We live in the booming information age, where information of all sorts is readily accessible to countless people across the globe. Videos, articles and social media posts can be shared and viewed like never before — everything from cute cat videos in rural Japan to gruesome decapitations in Syria to wildfires in western America — it’s all there.

How does this affect the world of combat?

Of course, there are the obvious ones. Alex Hollings covers one such instance in his cleverly named article, “Loose apps set traps,” where U.S. service members were incidentally mapping out their Forward Operating Base (FOB) using fitness trackers.
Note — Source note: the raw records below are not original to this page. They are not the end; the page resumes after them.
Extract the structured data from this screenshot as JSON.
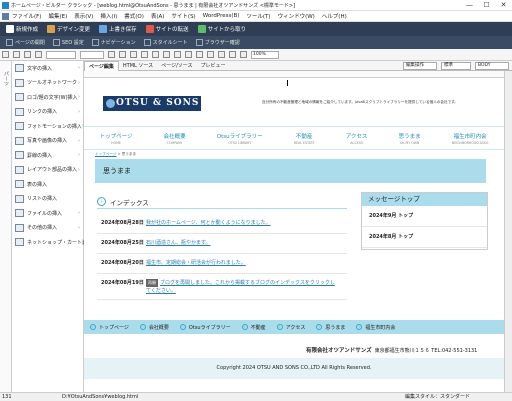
{
  "window": {
    "title": "ホームページ・ビルダー クラシック - [weblog.html@OtsuAndSons - 思うまま | 有限会社オツアンドサンズ <標準モード>]",
    "minimize": "—",
    "maximize": "☐",
    "close": "✕"
  },
  "menu": [
    "ファイル(F)",
    "編集(E)",
    "表示(V)",
    "挿入(I)",
    "書式(O)",
    "表(A)",
    "サイト(S)",
    "WordPress(B)",
    "ツール(T)",
    "ウィンドウ(W)",
    "ヘルプ(H)"
  ],
  "toolbar1": [
    "新規作成",
    "デザイン変更",
    "上書き保存",
    "サイトの転送",
    "サイトから取り"
  ],
  "toolbar2": [
    "ページの開閉",
    "SEO 設定",
    "ナビゲーション",
    "スタイルシート",
    "ブラウザー確認"
  ],
  "toolbar3": {
    "zoom": "100%"
  },
  "edit_tabs": {
    "tabs": [
      "ページ編集",
      "HTML ソース",
      "ページ/ソース",
      "プレビュー"
    ],
    "style_select": "編集操作",
    "mode_select": "標準",
    "body_select": "BODY"
  },
  "left_strip_label": "パーツ",
  "parts": [
    "文字の挿入",
    "ツールオネットワーク",
    "ロゴ/題の文字(W)挿入",
    "リンクの挿入",
    "フォトモーションの挿入",
    "写真や画像の挿入",
    "罫線の挿入",
    "レイアウト部品の挿入",
    "表の挿入",
    "リストの挿入",
    "ファイルの挿入",
    "その他の挿入",
    "ネットショップ・カート連携"
  ],
  "site": {
    "logo": "OTSU & SONS",
    "tagline": "自分所有の不動産管理と地域の情報をご紹介しています。JavaBスクリプトライブラリーを提供している個人の会社です。",
    "nav": [
      {
        "ja": "トップページ",
        "en": "HOME"
      },
      {
        "ja": "会社概要",
        "en": "COMPANY"
      },
      {
        "ja": "Otsuライブラリー",
        "en": "OTSU LIBRARY"
      },
      {
        "ja": "不動産",
        "en": "REAL ESTATE"
      },
      {
        "ja": "アクセス",
        "en": "ACCESS"
      },
      {
        "ja": "思うまま",
        "en": "OK MY OWN"
      },
      {
        "ja": "福生市町内会",
        "en": "NEIGHBORHOOD ASSO"
      }
    ],
    "breadcrumb_link": "トップページ",
    "breadcrumb_sep": " > ",
    "breadcrumb_current": "思うまま",
    "page_title": "思うまま",
    "index_title": "インデックス",
    "index_icon": "›",
    "entries": [
      {
        "date": "2024年08月28日",
        "text": "我が社のホームページ、何とか動くようになりました。",
        "badge": ""
      },
      {
        "date": "2024年08月25日",
        "text": "石川酒造さん、瓶やかます。",
        "badge": ""
      },
      {
        "date": "2024年08月20日",
        "text": "福生市、定期総会・研活会が行われました。",
        "badge": ""
      },
      {
        "date": "2024年08月19日",
        "text": "ブログを再開しました。これから掲載するブログのインデックスをクリックしてください。",
        "badge": "再開"
      }
    ],
    "message_top_title": "メッセージトップ",
    "message_top_items": [
      "2024年9月 トップ",
      "2024年8月 トップ"
    ],
    "footer_nav": [
      "トップページ",
      "会社概要",
      "Otsuライブラリー",
      "不動産",
      "アクセス",
      "思うまま",
      "福生市町内会"
    ],
    "footer_arrow": "›",
    "company_name": "有限会社オツアンドサンズ",
    "company_address": "東京都福生市熊川１５６ TEL:042-551-3131",
    "copyright": "Copyright 2024 OTSU AND SONS CO.,LTD All Rights Reserved."
  },
  "status": {
    "path": "D:¥OtsuAndSons¥weblog.html",
    "mode": "編集スタイル：スタンダード",
    "linecol": "131"
  },
  "colors": {
    "accent": "#aadceb",
    "toolbar_dark": "#2f3e55",
    "link": "#2a7fb0",
    "logo_bg": "#1a3a6a"
  }
}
This is a perfect example of a clear breach of OPSEC. Recording and uploading tactical procedures or troop positions would be another example — in the 1940s, soldiers were in no danger of having video recorded of their position and that video getting sent to the enemy within minutes. Any effort like that would have taken considerable resources; now it just takes the phone that’s in everyone’s pockets and some signal.

However, there are less blatant uses of video and the spreading of information that can negatively affect OPSEC. Taking pictures and uploading them of a cool helicopter someone saw overseas, or simply texting someone and telling them when you’re coming home — these can have devastating effects, and they have in the past. The problem with these seemingly “innocent” breaches of OPSEC, is that it probably won’t have much effect. Still, it’s the one time that gets you, and it’s almost always something “innocent” that gets people in trouble.